Do you remember the days when it was fairly easy to find a bank account with a 4-5% annual interest rate? You knew that if you were disciplined with your savings, you would be in profit at the end of the year and that savings could build on top of themselves over longer periods. Over very long periods, compound interest could help consistent savers become millionaires.
Now, with a base rate that almost makes stuffing your cash in your mattress more attractive than keeping your money in the bank, regular current accounts are no longer a way to build your money. Other methods must be used to get return on your investment.
Training is an investment in you. You invest time and energy in both the process and the results you get from it. Does your training provide a good return on the investment you make?
I read an article months ago on the fitness phenomenon known as Crossfit. Empirically, Crossfit provides significantly inferior results to other methods in the areas of strength and power development, muscle mass production, body fat reduction and produces much higher incidences of injury than many other training methods and even competitive contact sports.
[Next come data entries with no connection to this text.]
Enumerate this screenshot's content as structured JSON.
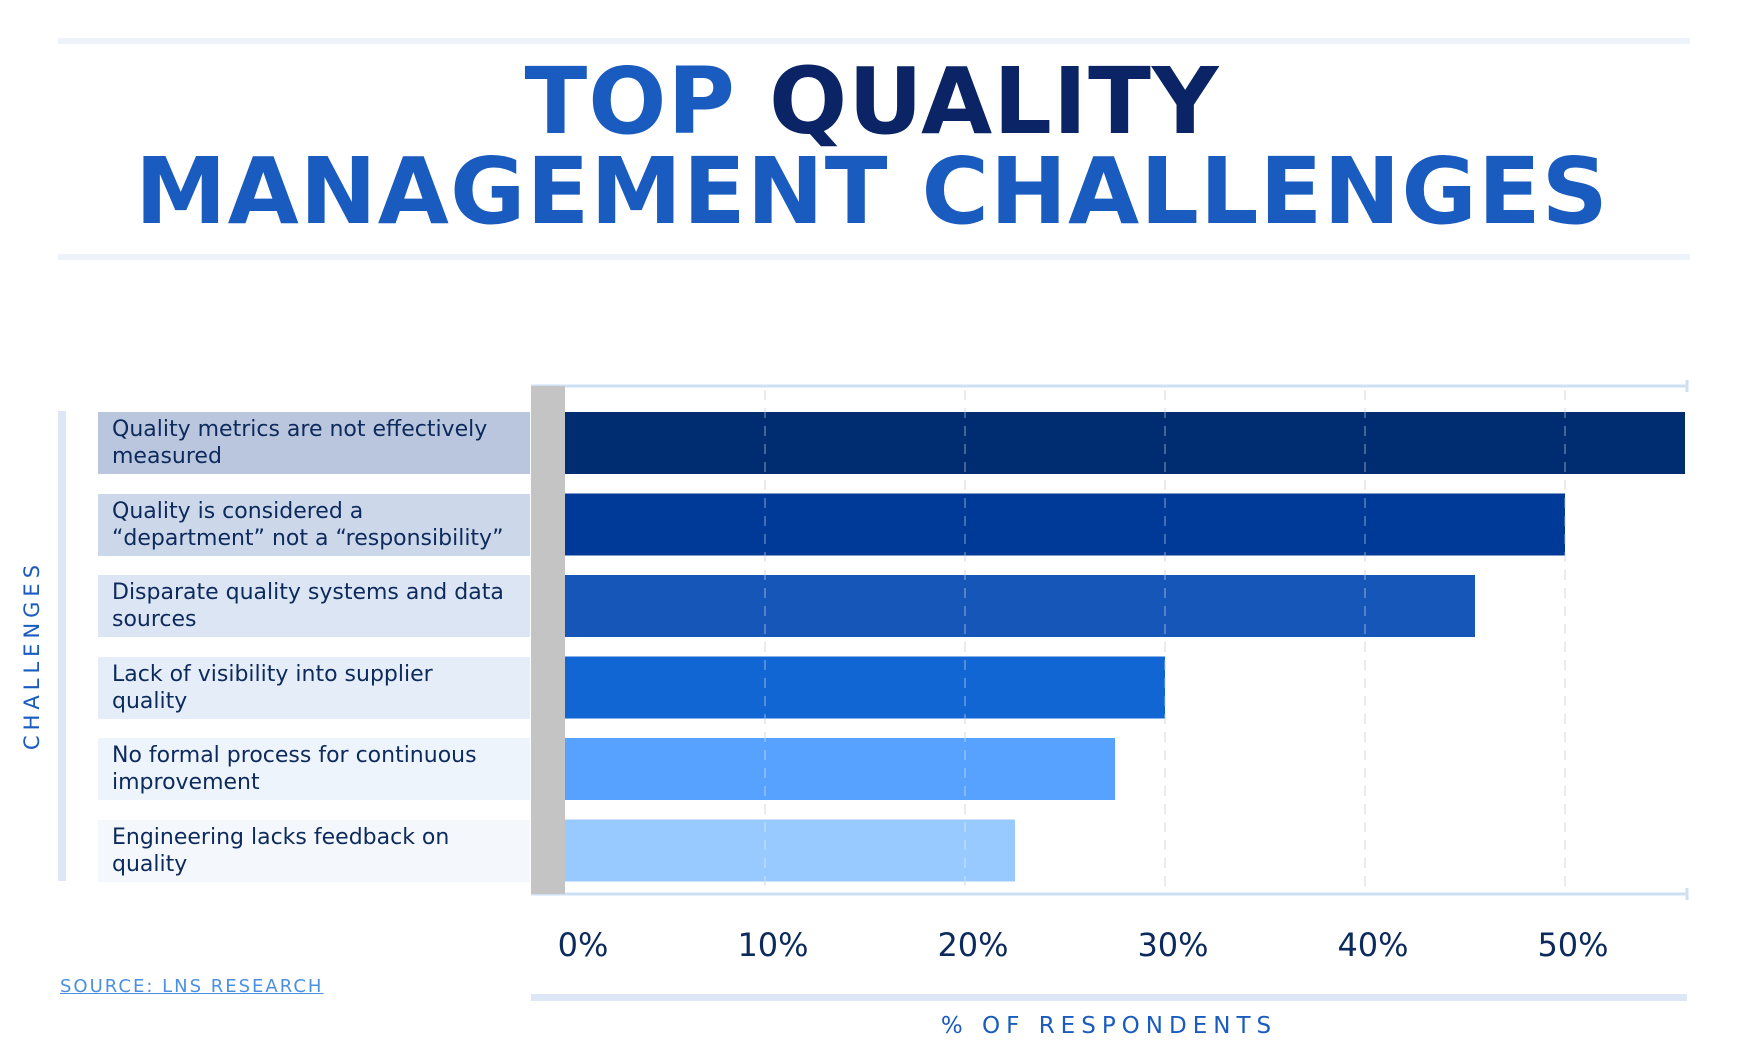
{
  "title": {
    "line1_a": "TOP",
    "line1_b": "QUALITY",
    "line2": "MANAGEMENT CHALLENGES"
  },
  "source": "SOURCE: LNS RESEARCH",
  "colors": {
    "title_light": "#1a5bbf",
    "title_dark": "#0a2466",
    "bars": [
      "#002d72",
      "#003a99",
      "#1556b8",
      "#1166d4",
      "#57a2ff",
      "#99caff"
    ],
    "label_bg": [
      "#bac6dd",
      "#ccd7ea",
      "#dce5f4",
      "#e5edf9",
      "#eef4fc",
      "#f4f8fd"
    ]
  },
  "chart_data": {
    "type": "bar",
    "orientation": "horizontal",
    "ylabel": "CHALLENGES",
    "xlabel": "% OF RESPONDENTS",
    "xlim": [
      0,
      56
    ],
    "xticks": [
      0,
      10,
      20,
      30,
      40,
      50
    ],
    "xtick_labels": [
      "0%",
      "10%",
      "20%",
      "30%",
      "40%",
      "50%"
    ],
    "grid": true,
    "categories": [
      "Quality metrics are not effectively measured",
      "Quality is considered a “department” not a “responsibility”",
      "Disparate quality systems and data sources",
      "Lack of visibility into supplier quality",
      "No formal process for continuous improvement",
      "Engineering lacks feedback on quality"
    ],
    "values": [
      56,
      50,
      45.5,
      30,
      27.5,
      22.5
    ]
  }
}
In my eyes, if I wanted any of these results as a priority, I would view Crossfit as a mediocre to poor investment vehicle.
Some will find the actual act of saving equally if not more beneficial than the riches to be gained from it. The discipline and persistence you cultivate is arguably a more important return.
Training can be the same. If you enjoy the act of Crossfit itself and this enjoyment is the important thing to you, then by all means, Crossfit away!
I'm speaking about Crossfit here just because it sprang to mind first. The same is true for any training/activity. Let's imagine a martial artist that plays 5-a-side twice a week. The results in their sport would be best facilitated by replacing 5-a-side with training more relevant to martial arts. Is this more important than their enjoyment of 5-a-side? Only their knowledge of this answer will be able to guide them to invest wisely.
The divide may not be so obvious. Rugby players play rugby and lift weights. What is the balance to strike between the two activities? Some people tip this balance because of enjoyment. Some tip the balance because they are better at one activity than the other and maintaining ego is their priority (I am good at lifting and even though I want to get better at playing, I feel better about myself if I keep doing what I'm good at – lifting – than I do if I put myself in a more challenging situation). Some tip the balance because they don't have the knowledge to decide on a balance that is best for their objectives. Sometimes, it's a mix of a few of these factors.
Are you investing in training that is really serving your purposes well? How effective are your methods? How well are you prioritising your time and energy?